Dans le flux continu de l’actualité venant du Moyen Orient, les évènements prévus ces prochains jours marqueront peut être un tournant.

Tout d’abord en Israël, où le cap des 600 jours de détention des otages a été dépassé, sans aucune avancée pour un cessez-le-feu seul capable de les ramener vivants, la possibilité que Netanyahou perde sa majorité à la Knesset est de plus en plus envisagée, sans être probable. Son gouvernement risque de tomber non pas à cause de sa responsabilité dans l’échec du 7 Octobre, ni celle de la conduite d’une guerre, qui a dépassé par sa durée celle de 1948, causant la mort de dizaines de milliers de civils palestiniens sans avoir réussi à « éradiquer le Hamas », ni à cause de la situation des réservistes, fatigués après plus de 200 jours de mobilisation et de plus en plus nombreux à refuser de répondre aux convocations de l’armée, ni à cause de la détérioration de  la position d’Israël sur la scène internationale … Non, il risque de tomber à cause de la loi dispensant les orthodoxes de faire leur service militaire qu’une partie des députés du Likoud refuse de voter, ce qui pourrait pousser les partis orthodoxes à ne plus soutenir ce gouvernement. Seulement 1345 sur les 24000 jeunes orthodoxes mobilisés cette année ont répondu à l’appel, soit un peu plus de 5%, alors que l’armée annonce qu’il lui manque 10000 hommes. Netanyahou doit tenir sa coalition encore pendant 7 semaines pour arriver aux vacances parlementaires d’automne. Il le fait en  multipliant les cadeaux à ses alliés, en espérant pouvoir regagner le crédit qu’il a perdu auprès de la majorité de la population où près de 70 % souhaite le voir quitter le pouvoir.
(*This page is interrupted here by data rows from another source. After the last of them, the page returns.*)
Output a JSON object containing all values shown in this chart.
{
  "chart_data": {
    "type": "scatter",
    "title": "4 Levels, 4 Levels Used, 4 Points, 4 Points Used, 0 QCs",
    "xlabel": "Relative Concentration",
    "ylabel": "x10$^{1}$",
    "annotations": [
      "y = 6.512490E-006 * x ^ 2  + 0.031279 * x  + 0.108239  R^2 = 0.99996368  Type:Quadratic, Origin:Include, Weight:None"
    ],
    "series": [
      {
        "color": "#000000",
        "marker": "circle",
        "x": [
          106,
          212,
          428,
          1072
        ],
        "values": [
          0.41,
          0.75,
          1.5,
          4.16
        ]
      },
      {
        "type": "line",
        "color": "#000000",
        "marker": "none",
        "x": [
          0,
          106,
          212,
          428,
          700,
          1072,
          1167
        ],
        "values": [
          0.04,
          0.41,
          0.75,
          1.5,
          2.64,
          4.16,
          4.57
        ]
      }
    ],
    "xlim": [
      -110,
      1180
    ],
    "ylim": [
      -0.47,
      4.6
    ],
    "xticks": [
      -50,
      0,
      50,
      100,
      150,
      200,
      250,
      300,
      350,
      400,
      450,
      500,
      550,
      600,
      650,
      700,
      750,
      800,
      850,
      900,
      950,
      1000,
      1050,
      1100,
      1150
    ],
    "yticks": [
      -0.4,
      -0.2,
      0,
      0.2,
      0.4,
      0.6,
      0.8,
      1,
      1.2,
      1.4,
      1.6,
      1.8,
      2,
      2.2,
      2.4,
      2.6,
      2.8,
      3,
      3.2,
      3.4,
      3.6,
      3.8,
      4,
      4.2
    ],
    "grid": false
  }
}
Au siège des Nations Unis à New York ensuite, où à une semaine d’une conférence pour la paix, coprésidée par la France et l’Arabie saoudite, on ne sait toujours pas si celle-ci va aboutir à la reconnaissance de l’État de Palestine par la France et par d’autres pays européens à sa suite. Pour la préparer, le président Macron organise le 13 juin à Paris une conférence où sont attendus plusieurs centaines de représentants des ONG israéliennes et palestiniennes, et françaises, engagées pour la paix. Il attend de cette réunion, où nous serons présents, qu’elle se termine par un « call to action » au président, le mandatant pour faire avancer la solution des deux États à New York. Dans notre précédente newsletter nous avons appelé la France à reconnaître l’État de Palestine. En retour, nous avons reçu un certain nombre de critiques où revenaient toujours les mêmes arguments : « Vous faites un cadeau au Hamas », « Quels sont les partenaires palestiniens ? », « Ce sont des bons sentiments inutiles et inefficaces qui ne font pas avancer la paix, alors que des deux côtés il y a un rejet de la solution à deux États »….  Nous devons répondre à ces critiques légitimes, qui traduisent, pour certains de ceux qui les profèrent, une réelle inquiétude.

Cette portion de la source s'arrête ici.